CalPERS’ PE returns fall short of benchmark

The $351bn pension fund’s results in the asset class underperformed the benchmark by 2.5 percentage points.

The California Public Employees’ Retirement System’s private equity portfolio fell short of its benchmark over the past 12 months ending on 30 June, according to the $351 billion pension fund.

The US’s largest public pension reported a preliminary 16.1 percent return for private equity during the 2017-18 fiscal year, 250 basis points below its benchmark index. The pension generated an 8.6 percent return across its total portfolio, down from 11.2 percent the previous year.

In a video, chief investment officer Ted Eliopoulos credited “strong performances” from infrastructure, real estate and public and private equities. Infrastructure was the pension’s best performing asset class, generating a preliminary 20.6 percent return for the year, 1,416 basis points above its benchmark index.

“While we’ve seen some expected volatility in the markets, our diversified global portfolio has allowed us to exceed our expected rate of return of 7 percent,” Eliopoulos said. “While we’re pleased with the returns, we’re always focused on the long-term, bigger picture.”

CalPERS noted that private equity returns were based on market values as of 31 March. Its portfolio delivered a 13.9 percent return last year, which was 6.4 percent under its benchmark.

In May CalPERS announced plans to launch a direct private equity programme in which its total annual deployment for the asset class will reach up to $13 billion. At an investment committee meeting on 18 June the pension discussed changes to its PE programme including scrapping the direct investments category and increasing the allocation target and range for buyouts, according to documents prepared for the gathering.

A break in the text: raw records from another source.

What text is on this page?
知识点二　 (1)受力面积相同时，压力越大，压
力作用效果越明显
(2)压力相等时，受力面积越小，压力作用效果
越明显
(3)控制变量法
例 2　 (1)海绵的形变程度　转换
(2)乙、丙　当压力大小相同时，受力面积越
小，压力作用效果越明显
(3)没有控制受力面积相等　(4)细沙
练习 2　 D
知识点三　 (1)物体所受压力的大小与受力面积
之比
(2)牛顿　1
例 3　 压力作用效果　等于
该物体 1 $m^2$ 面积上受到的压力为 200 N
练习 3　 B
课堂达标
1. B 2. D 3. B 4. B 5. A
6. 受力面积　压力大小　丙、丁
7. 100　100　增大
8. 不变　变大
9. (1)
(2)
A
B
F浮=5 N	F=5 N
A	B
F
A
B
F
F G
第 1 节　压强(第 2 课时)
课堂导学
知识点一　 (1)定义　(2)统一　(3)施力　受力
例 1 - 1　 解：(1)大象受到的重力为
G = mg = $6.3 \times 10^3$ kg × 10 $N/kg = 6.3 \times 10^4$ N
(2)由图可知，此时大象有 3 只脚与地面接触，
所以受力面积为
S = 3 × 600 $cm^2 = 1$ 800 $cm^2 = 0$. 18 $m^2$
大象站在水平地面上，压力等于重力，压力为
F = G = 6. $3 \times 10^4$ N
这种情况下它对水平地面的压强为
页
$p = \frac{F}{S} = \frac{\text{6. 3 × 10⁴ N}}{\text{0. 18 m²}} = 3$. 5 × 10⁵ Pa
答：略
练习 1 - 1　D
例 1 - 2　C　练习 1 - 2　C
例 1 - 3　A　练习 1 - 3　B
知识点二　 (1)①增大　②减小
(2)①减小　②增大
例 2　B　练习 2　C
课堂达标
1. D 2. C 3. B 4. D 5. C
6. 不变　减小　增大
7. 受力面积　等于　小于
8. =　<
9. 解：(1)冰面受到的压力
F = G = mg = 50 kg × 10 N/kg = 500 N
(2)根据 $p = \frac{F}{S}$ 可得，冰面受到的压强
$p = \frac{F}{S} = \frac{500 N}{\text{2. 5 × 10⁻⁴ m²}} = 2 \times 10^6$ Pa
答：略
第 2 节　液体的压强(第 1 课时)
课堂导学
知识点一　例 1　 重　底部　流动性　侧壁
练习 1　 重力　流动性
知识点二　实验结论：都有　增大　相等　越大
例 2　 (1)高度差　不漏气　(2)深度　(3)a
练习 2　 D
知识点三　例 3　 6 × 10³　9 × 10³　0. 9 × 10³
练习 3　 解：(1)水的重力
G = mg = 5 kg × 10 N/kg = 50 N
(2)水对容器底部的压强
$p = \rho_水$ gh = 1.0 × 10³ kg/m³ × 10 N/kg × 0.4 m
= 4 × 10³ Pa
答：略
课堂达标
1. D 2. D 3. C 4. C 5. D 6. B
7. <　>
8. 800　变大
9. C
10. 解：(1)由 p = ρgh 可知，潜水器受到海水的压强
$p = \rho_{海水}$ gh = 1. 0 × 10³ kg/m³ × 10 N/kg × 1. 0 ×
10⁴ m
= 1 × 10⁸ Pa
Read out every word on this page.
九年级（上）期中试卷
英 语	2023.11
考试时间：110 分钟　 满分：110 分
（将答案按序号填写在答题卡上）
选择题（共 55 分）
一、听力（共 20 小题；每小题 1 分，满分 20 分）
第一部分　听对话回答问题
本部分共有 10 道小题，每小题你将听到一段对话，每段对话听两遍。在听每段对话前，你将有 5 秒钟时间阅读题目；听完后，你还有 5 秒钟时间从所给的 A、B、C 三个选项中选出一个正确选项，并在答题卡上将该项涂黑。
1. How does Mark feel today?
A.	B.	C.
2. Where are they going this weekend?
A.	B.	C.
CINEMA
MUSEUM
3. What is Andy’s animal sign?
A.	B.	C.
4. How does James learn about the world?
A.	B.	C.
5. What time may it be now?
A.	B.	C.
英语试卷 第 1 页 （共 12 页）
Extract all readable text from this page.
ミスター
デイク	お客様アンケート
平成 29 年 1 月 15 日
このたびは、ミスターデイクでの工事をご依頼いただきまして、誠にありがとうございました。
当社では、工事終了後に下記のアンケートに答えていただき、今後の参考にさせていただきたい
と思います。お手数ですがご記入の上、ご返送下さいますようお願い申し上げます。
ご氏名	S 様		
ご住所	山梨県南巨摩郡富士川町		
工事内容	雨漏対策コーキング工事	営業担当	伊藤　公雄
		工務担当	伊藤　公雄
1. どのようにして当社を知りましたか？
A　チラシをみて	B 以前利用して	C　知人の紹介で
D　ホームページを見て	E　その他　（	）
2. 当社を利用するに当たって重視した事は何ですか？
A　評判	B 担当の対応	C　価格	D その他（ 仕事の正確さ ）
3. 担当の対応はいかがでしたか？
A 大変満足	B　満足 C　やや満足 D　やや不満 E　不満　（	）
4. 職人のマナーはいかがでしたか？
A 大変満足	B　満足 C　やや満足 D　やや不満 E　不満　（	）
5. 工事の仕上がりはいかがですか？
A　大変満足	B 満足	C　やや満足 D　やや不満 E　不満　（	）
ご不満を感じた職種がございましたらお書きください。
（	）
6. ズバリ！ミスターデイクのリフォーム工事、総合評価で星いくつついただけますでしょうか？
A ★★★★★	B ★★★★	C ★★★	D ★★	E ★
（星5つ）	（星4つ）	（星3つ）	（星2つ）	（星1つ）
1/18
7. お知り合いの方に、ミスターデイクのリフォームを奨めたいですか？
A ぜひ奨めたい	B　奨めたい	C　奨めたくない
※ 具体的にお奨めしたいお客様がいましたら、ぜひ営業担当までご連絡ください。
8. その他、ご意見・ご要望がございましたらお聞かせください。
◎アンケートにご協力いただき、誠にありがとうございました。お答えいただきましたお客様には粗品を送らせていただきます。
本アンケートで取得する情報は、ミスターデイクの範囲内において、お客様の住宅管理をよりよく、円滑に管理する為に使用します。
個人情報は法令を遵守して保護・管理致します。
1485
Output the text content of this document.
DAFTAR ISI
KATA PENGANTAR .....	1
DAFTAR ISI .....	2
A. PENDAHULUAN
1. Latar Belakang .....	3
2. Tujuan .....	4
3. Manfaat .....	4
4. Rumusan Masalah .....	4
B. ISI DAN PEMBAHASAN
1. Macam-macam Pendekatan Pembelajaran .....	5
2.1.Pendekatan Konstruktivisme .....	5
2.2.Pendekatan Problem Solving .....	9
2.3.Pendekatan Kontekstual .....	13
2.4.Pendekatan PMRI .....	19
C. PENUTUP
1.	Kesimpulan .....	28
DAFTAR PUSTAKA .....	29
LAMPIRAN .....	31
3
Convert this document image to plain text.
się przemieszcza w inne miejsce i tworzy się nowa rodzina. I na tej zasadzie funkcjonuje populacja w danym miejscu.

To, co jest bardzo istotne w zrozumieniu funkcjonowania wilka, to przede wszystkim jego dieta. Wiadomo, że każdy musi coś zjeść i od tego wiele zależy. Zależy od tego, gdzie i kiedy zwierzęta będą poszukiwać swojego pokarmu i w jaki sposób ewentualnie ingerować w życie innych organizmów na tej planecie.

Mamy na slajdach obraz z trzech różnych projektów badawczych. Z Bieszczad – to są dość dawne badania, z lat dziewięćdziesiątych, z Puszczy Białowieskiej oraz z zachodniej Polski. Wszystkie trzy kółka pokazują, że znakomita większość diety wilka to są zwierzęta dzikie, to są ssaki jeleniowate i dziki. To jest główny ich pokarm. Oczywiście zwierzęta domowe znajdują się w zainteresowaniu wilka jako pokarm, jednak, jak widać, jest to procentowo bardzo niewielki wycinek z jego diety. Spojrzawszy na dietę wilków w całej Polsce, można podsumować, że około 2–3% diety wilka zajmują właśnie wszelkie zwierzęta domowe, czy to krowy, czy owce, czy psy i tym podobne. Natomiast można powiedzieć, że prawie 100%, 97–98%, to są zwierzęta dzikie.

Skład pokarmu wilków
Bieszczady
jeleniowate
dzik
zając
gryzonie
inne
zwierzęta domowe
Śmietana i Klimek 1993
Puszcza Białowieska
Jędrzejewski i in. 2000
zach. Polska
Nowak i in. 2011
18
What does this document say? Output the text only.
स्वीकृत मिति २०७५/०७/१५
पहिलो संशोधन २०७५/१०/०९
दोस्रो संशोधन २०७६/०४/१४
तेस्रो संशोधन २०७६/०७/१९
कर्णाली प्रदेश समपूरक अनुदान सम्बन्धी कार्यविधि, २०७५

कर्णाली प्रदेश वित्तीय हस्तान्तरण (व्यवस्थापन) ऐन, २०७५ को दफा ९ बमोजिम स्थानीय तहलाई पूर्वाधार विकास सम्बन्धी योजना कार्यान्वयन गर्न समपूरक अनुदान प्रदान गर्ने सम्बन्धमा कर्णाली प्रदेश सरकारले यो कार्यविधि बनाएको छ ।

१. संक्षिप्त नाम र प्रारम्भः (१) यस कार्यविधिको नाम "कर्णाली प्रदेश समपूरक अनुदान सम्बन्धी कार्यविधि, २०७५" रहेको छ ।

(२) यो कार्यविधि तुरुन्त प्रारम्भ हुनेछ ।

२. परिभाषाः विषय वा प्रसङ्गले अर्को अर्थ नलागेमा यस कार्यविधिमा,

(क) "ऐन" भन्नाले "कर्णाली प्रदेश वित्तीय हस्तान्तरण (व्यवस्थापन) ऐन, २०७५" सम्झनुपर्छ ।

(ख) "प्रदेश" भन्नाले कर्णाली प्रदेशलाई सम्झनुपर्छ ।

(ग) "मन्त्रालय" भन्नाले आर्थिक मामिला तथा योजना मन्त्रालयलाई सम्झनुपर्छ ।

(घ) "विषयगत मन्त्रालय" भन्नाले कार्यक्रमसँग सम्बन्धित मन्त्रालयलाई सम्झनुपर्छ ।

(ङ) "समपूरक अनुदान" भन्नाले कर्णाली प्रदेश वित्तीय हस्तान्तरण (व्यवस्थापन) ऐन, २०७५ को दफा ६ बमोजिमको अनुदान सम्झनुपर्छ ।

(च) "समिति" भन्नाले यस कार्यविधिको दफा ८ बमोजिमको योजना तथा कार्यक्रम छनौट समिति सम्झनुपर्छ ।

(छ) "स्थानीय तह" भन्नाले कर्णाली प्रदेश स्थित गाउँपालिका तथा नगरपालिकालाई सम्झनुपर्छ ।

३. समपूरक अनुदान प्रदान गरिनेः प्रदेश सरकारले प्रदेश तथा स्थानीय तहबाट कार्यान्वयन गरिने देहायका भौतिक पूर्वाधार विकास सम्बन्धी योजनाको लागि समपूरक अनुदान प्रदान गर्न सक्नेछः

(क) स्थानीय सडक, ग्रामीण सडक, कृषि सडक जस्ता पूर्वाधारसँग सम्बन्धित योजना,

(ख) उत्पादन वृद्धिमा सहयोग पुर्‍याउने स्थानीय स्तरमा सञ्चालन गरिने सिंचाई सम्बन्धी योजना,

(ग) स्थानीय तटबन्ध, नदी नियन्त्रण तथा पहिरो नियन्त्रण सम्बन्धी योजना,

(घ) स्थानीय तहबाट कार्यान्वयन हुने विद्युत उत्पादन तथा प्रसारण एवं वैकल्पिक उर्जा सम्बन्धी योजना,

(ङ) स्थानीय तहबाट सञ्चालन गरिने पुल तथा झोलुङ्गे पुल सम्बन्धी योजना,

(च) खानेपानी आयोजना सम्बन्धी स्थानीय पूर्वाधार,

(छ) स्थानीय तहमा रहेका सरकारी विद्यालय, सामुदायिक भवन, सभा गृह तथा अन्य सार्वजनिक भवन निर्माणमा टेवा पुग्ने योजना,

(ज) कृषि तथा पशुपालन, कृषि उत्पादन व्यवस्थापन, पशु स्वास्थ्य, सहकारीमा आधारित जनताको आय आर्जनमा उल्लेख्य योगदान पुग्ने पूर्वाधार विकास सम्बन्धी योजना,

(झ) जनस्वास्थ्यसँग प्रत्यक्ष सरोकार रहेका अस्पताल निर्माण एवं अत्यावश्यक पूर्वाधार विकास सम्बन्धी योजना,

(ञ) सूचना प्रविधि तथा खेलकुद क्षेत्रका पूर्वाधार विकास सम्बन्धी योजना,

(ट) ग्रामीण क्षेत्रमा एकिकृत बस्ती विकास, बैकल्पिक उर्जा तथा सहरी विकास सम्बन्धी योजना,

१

The value of capital CalPERS committed to private equity funds fell by 35 percent over three fiscal years after limiting its general partner relationships to just 30 managers in a bid to cut costs, according to a review from board consultant Meketa Investment Group in November. It failed to meet its $4 billion commitment target for the 2016-17 fiscal year and may struggle to maintain its 8 percent interim target allocation in the long term, Meketa added.

Eliopoulos, who joined CalPERS in 2007, announced in May that he will leave the pension fund next year. He said in a statement that he will stay on as chief investment officer until CalPERS finds his replacement and will assist with the transition.

– Alex Lynn and Jordan Stutts contributed to this report.